Gio sets me down on the side of the tub, and I dip my toes in. It’s warm, and I sigh. “This is heaven.”
“No,” he says. “You’re my heaven.” How can he say such syrupy stuff, delivering his lines with a straight face? I’ll never know. But I’ll never stop him, either.
I lean back against the wall as Gio fiddles with the controls. The jets turn on, and the water starts bubbling. The heat’s rising, and it’s fucking glorious.
He strips off his towel, and I lick my lips. He’s fucking gorgeous. His body is a work of art, and I can’t wait to run my tongue over every inch. Looking will never be enough. He climbs into the tub and sits next to me. He wraps his arm around my waist and pulls me close.
“How are you feeling?”
I shrug. “Good. I’m good.”
He nods. “You’re probably sore. The hot water will help.”
I don’t know how he knows, but he’s right. I can feel the ache in my muscles. He lifts me and lowers me into the tub. I sigh as the hot water envelops me. It’s soothing, and I sink into the bliss.
Gio settles behind me, pulling me against his chest. His arms wrap around me, and I lean back into him. He kisses the top of my head, and I melt. This is perfect.
We sit like that for a while, neither of us speaking. Tension leaves my body, and I relax fully. I don’t know how long we stay like that, but eventually, Gio turns me around and pulls me onto his lap so that I’m straddling him.
“You’re so beautiful,” he murmurs, cupping my face.
I smile and kiss him. I don’t know what to say, but I want to tell him how I feel. I want to tell him that I love him. That I’ve never felt this way about anyone before. But I don’t know how to put it into words.
So I kiss him. I kiss him with everything I have. I pour my heart and soul into that kiss. And I hope he understands.
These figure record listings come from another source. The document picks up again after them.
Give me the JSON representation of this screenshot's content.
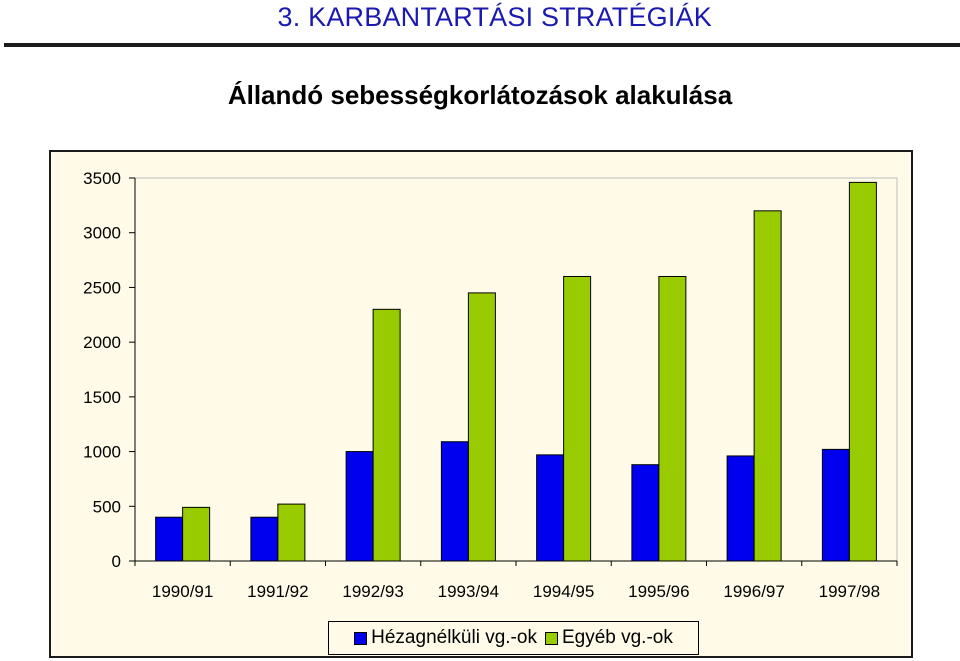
{
  "header": {
    "section_title": "3. KARBANTARTÁSI STRATÉGIÁK",
    "chart_title": "Állandó sebességkorlátozások alakulása"
  },
  "colors": {
    "title": "#1a1ab0",
    "plot_background": "#fffbe8",
    "series_1": "#0000ee",
    "series_2": "#99cc00"
  },
  "chart_data": {
    "type": "bar",
    "title": "Állandó sebességkorlátozások alakulása",
    "categories": [
      "1990/91",
      "1991/92",
      "1992/93",
      "1993/94",
      "1994/95",
      "1995/96",
      "1996/97",
      "1997/98"
    ],
    "series": [
      {
        "name": "Hézagnélküli vg.-ok",
        "color": "#0000ee",
        "values": [
          400,
          400,
          1000,
          1090,
          970,
          880,
          960,
          1020
        ]
      },
      {
        "name": "Egyéb vg.-ok",
        "color": "#99cc00",
        "values": [
          490,
          520,
          2300,
          2450,
          2600,
          2600,
          3200,
          3460
        ]
      }
    ],
    "ylim": [
      0,
      3500
    ],
    "yticks": [
      "0",
      "500",
      "1000",
      "1500",
      "2000",
      "2500",
      "3000",
      "3500"
    ],
    "grid": false,
    "legend": "bottom-center"
  }
}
He breaks the kiss and looks at me. His eyes are dark, and desire burns in them. The kiss starts gentle but soon turns passionate. His erection presses against me, and I want him. I want to feel him inside me again.
I reach down and stroke his cock. He groans, and I guide him to my entrance. He lifts me and lowers me onto him. I gasp as he fills me. It’s different this time. It’s not urgent, but it’s intense.
He thrusts gently, and I meet him with every movement. I wrap my arms around his neck and bury my face in his shoulder. Holding on to the moment as the ride gets rockier. Bumpier, less fluid until I’m riding his dick while he gallops. Faster. More urgent. Needier. We’re calling each other’s name—cursing, praying, and begging.
The orgasm hits me like a freight train, and I scream. I don’t care if the whole damn city hears me. I’m his. I belong to him.
He follows me over the edge, and I collapse against him. He holds me close, stroking my back and kissing my forehead. I don’t know how long we stay like that. I only know it isn’t long enough.